Pues ¡es tan voluble la voluntad del devorador de subcultura! ¡Tan fácil, moldear la postura de la Opinión Pública! Una vez más se ha demostrado el fracaso de los nuevos planes de estudios y la ineficacia de la educación familiar. La falta de criterio y el dejarse llevar por la corriente han dado sus frutos. Otra vez los Mass Media han cometido la irresponsabilidad de contaminar la mente distraída de la sociedad y orientar sus gustos y modas fugaces a capricho de quien es un poco más listo.
Pues a nosotros los auténticos frikis esto no nos gusta.
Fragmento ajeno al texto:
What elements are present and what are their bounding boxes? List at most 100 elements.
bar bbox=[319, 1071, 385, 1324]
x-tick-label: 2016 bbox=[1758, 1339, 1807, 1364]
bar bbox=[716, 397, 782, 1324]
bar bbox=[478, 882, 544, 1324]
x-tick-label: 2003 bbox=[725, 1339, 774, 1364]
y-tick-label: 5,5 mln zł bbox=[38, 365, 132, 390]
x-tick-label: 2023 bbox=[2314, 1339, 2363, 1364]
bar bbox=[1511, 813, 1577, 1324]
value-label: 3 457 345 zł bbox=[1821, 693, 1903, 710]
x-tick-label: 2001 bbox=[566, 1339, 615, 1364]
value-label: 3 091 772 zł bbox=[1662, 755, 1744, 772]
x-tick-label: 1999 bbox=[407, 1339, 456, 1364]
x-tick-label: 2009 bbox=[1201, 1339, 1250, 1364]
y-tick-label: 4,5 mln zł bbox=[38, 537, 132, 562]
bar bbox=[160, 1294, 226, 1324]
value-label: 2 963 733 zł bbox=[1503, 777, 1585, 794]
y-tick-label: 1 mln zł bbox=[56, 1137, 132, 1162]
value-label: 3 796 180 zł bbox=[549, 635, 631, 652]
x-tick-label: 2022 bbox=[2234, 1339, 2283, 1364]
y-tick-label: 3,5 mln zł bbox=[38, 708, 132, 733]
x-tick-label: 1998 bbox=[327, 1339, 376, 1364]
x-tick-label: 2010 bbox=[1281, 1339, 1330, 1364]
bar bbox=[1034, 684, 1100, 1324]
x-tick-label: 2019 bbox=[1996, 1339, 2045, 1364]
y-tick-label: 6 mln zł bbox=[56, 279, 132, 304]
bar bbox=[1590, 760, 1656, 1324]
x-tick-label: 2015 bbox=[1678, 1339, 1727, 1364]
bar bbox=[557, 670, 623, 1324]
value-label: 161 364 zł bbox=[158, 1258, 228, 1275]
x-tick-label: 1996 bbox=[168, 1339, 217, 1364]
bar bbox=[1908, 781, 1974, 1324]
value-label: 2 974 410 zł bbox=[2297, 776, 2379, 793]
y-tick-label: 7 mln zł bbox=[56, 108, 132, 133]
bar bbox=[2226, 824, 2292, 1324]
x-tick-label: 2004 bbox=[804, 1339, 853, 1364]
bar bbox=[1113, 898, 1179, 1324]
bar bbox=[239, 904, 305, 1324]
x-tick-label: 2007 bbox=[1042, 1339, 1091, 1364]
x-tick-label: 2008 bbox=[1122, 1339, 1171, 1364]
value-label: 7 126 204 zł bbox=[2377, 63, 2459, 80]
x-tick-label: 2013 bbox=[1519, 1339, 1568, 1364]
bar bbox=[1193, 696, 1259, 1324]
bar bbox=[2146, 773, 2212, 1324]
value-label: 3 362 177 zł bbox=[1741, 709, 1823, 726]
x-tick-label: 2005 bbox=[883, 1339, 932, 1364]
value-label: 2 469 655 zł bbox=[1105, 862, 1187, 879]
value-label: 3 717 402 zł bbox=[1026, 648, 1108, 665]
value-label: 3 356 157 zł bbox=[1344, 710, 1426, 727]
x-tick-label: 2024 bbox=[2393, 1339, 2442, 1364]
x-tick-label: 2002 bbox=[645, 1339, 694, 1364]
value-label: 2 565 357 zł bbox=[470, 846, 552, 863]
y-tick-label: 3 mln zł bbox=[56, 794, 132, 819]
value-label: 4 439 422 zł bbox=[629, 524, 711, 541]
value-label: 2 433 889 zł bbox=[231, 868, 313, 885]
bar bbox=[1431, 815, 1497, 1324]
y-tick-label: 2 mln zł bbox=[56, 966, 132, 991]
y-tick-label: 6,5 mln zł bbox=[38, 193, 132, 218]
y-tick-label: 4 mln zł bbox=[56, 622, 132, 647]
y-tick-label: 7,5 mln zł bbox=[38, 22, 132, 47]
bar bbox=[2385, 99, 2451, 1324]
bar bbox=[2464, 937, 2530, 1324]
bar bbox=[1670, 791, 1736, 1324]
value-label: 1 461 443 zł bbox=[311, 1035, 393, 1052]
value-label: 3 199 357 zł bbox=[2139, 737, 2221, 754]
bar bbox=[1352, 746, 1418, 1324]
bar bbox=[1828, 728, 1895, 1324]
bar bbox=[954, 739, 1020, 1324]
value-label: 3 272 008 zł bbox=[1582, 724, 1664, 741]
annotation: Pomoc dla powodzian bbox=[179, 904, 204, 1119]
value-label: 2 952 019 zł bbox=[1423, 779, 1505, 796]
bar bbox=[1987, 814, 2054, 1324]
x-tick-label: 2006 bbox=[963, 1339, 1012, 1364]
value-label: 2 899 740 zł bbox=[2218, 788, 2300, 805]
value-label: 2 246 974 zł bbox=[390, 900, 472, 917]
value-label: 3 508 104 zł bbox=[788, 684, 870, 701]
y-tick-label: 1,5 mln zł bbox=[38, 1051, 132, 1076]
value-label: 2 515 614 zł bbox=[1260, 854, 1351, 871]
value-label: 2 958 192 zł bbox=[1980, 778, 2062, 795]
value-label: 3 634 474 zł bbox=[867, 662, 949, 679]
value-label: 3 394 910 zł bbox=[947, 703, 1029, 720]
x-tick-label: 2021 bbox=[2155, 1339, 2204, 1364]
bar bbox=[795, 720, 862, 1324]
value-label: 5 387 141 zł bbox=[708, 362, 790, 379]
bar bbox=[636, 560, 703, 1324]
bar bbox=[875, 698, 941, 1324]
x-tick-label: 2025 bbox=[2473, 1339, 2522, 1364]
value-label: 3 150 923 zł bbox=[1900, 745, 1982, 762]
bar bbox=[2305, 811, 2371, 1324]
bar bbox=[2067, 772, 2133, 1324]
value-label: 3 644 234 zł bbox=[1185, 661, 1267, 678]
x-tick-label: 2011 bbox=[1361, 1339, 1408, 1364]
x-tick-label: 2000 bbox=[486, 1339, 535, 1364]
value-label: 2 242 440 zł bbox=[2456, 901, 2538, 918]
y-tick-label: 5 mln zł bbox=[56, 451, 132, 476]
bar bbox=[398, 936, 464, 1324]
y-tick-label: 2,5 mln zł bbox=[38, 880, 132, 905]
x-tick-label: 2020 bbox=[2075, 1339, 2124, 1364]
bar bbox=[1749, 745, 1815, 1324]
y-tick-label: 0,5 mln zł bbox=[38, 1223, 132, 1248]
No, no, no… Nadie nos preguntó si preferíamos que la sociedad nos aceptara con la condescendencia que la caracteriza – como hace con el homosexual o como con el extranjero –, o nos siguiera condenando a formar parte del nutrido monto de las minorías. El correveidile que decidió un día crear a Chikilikuatre no nos pidió permiso para lavar nuestra imagen ante los demás y convertirnos en un asunto de interés general y estudio.
Aunque parezca que haya quien quiera popularizar el movimiento (creando el Día del Orgullo Friki, y estupideces por el estilo), y aunque se escuche la palabra crusaíto entre el público de los conciertos de Metallica (juro a Dios que es verdad lo que digo), los verdaderos amantes de lo extraño y lo desconocido siempre preferiremos la marginación a la falsa lisonja del cretino de turno, y la polvorienta soledad de nuestras fortalezas de misterio, a la exhibición pública de un saber y unas aficiones que nos ha costado mucho recopilar y mantener, y que han permanecido ocultas y a buen recaudo, lejos del alcance de malos administradores.
Lucharemos por seguir siendo raros. ¿Estáis conmigo?